New study changes understanding of stem cell development in bone marrow

Until now, it has been assumed that mesenchymal stem cells in the body were more susceptible to turning into fat cells than into bone-building cells. Now, however, a new study by former DDA postdoc Alexander Rauch, working at University of Southern Denmark professor Susanne Mandrup’s laboratory, shows that the opposite is the case. This will influence future research on osteoporosis and other metabolic diseases of the skeleton.

Bone is a highly dynamic structure that is damaged, removed and rebuilt every single day. The older we get, however, the poorer becomes our ability to rebuild our bones. In some people, the rebuilding capacity becomes so bad that they are diagnosed with osteoporosis, a disease characterized by the bones becoming porous, decalcified and brittle, so that fractures occur more easily.

Medication exists today that retards bone degradation to some extent in osteoporosis patients, but this treatment cannot regenerate lost bone mass. This is because researchers still lack answers to some crucial questions on which the development of a bone-building drug will depend.

Hard for stem cells to turn into fat cells

Now, though, it looks as though former DDA postdoc Alexander Rauch, together with a team building on research including work by three other DDA researchers (Naja Zenius Jespersen, Isabel Jepsen and Michaela Tencerova), has moved a small step closer to understanding exactly what takes place at a molecular level when a mesenchymal stem cell decides whether to develop into a bone-building osteoblast or a fat-storing adipocyte. In a new study published in Nature Genetics, they change the previous understanding of the processes taking place at cellular level.

‘What we have found in the new study is that there is a program running in stem cells from bone marrow that inhibits fat cell development, and that a stem cell actually has to do more work to turn into a fat cell than to become a bone-building cell. Until now, we believed that adipocyte differentiation was like an emergency program that activated when the cells had no other opportunity to develop, and that the increased accumulation of fat cells in the bone marrow in older people was due to an ‘accelerator’ that came in and sped up the process of fat cell development. It turns out that this is not the case. So, in our new study, we show that it is more a case of a ‘brake’ on the fat cell program that disappears with age’, explains Alexander Rauch.

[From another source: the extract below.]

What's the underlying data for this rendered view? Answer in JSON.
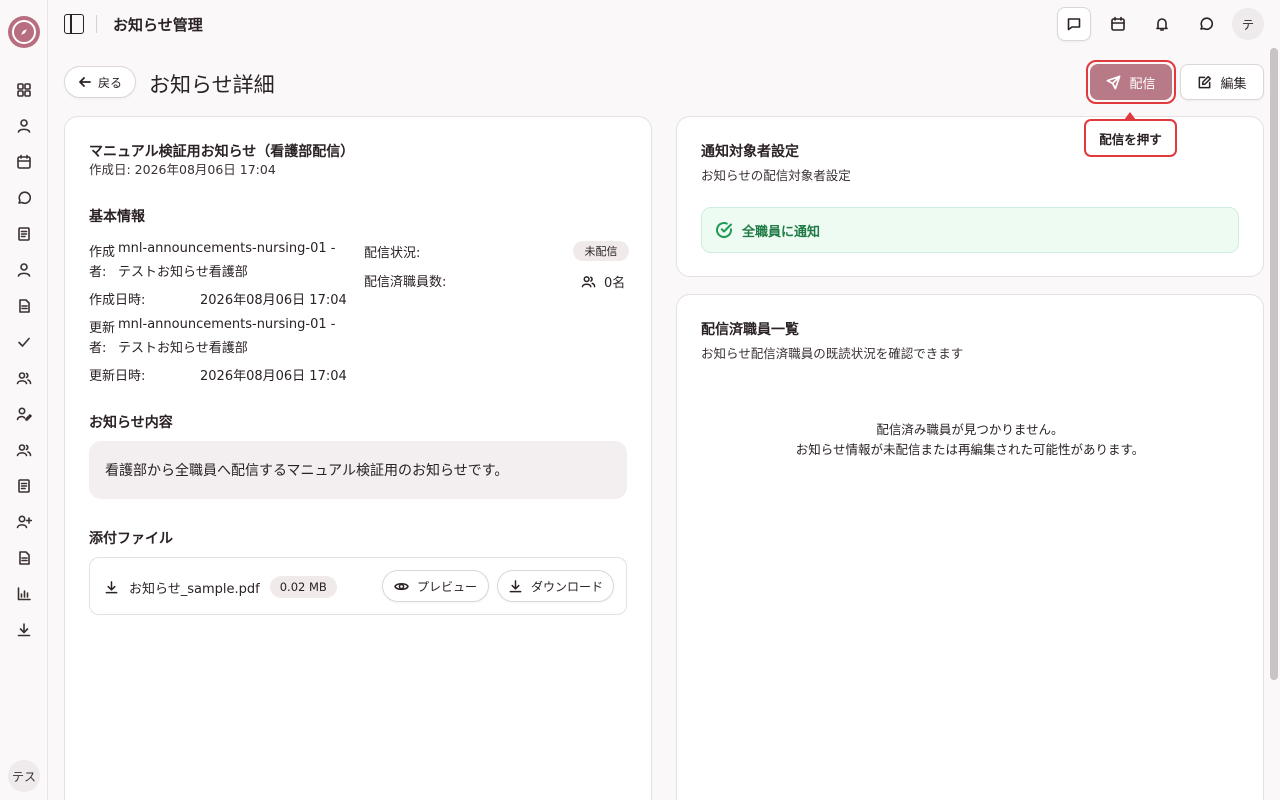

Mesenchymal stem cells express many transcription factors that are  important to osteoblastogenesis, i.e. the development of osteoblast cells. On the other hand, these pro-osteoblast transcription factors have a negative effect on fat cell development. The researchers in Susanne Mandrup’s group interpret this as a mechanism ensuring that bone-building processes can be activated quickly, for example if damage occurs. Conversely, the more difficult route from mesenchymal stem cell to fat cell ensures that a single visit to the local burger bar will not lead to severe fat accumulation in the bone marrow.

Many different stem cells in the bone marrow

Researchers in the group found a network of approximately 200 transcription factors, all of which were important – the network quite simply collapses like a house of cards when just one transcription factor is removed. The researchers found that the expression of many transcription factors in the network changes when people are overweight or get older. Similarly, many of these transcription factors are associated with variations in the genome that affect body mass index and bone mineral density. All in all, this network of transcription factors is key to the greater likelihood of a mesenchymal stem cell turning into a bone-building cell than a fat cell and thus ensuring that the bones remain healthy.

It has long been believed that mesenchymal stem cells in the bone marrow are alike, but in reality this is a very heterogeneous population of cells. Some of the cells will be particularly good at bone cell development, for example. The goal now for Alexander Rauch, Research Assistant Professor at the Molecular Endocrinology & Stem Cell Research Unit, Odense University Hospital, and his colleagues, is therefore to identify those stem cells that make an especially big contribution to bone building. To date, very little is known about these cells.

‘We want to look at the cells individually – which cells promote bone building, and which don’t? And are the stem cells different when we get fat, or grow old, or get osteoporosis? We already have stem cells stored in a freezer, and we know that some will make good fat cells, some will make good bone cells, and some cannot be differentiated’, he says.

Possible stem cell transplantation

There are still numerous avenues to explore, however. For example, the clinical studies carried out to date show very varied results. This means that we are not immediately on the brink of a decisive breakthrough in terms of the development of an actual drug to rebuild lost bone mass. Nevertheless, Alexander Rauch is positive, and he also has hypotheses ready for further research in the field.

‘We are certain that the cells have great potential, but we lack understanding of what actually characterizes a mesenchymal stem cell with a particular property. One idea is to describe the genes characteristic of stem cells that are particularly good at bone building, for example. Then you can find molecules on the surface of the cells, and then isolate them with an antibody to these surface molecules. Then, you can transplant the isolated stem cells that are especially good at bone building into a patient who either has osteoporosis or has suffered a bone fracture’, says Alexander Rauch.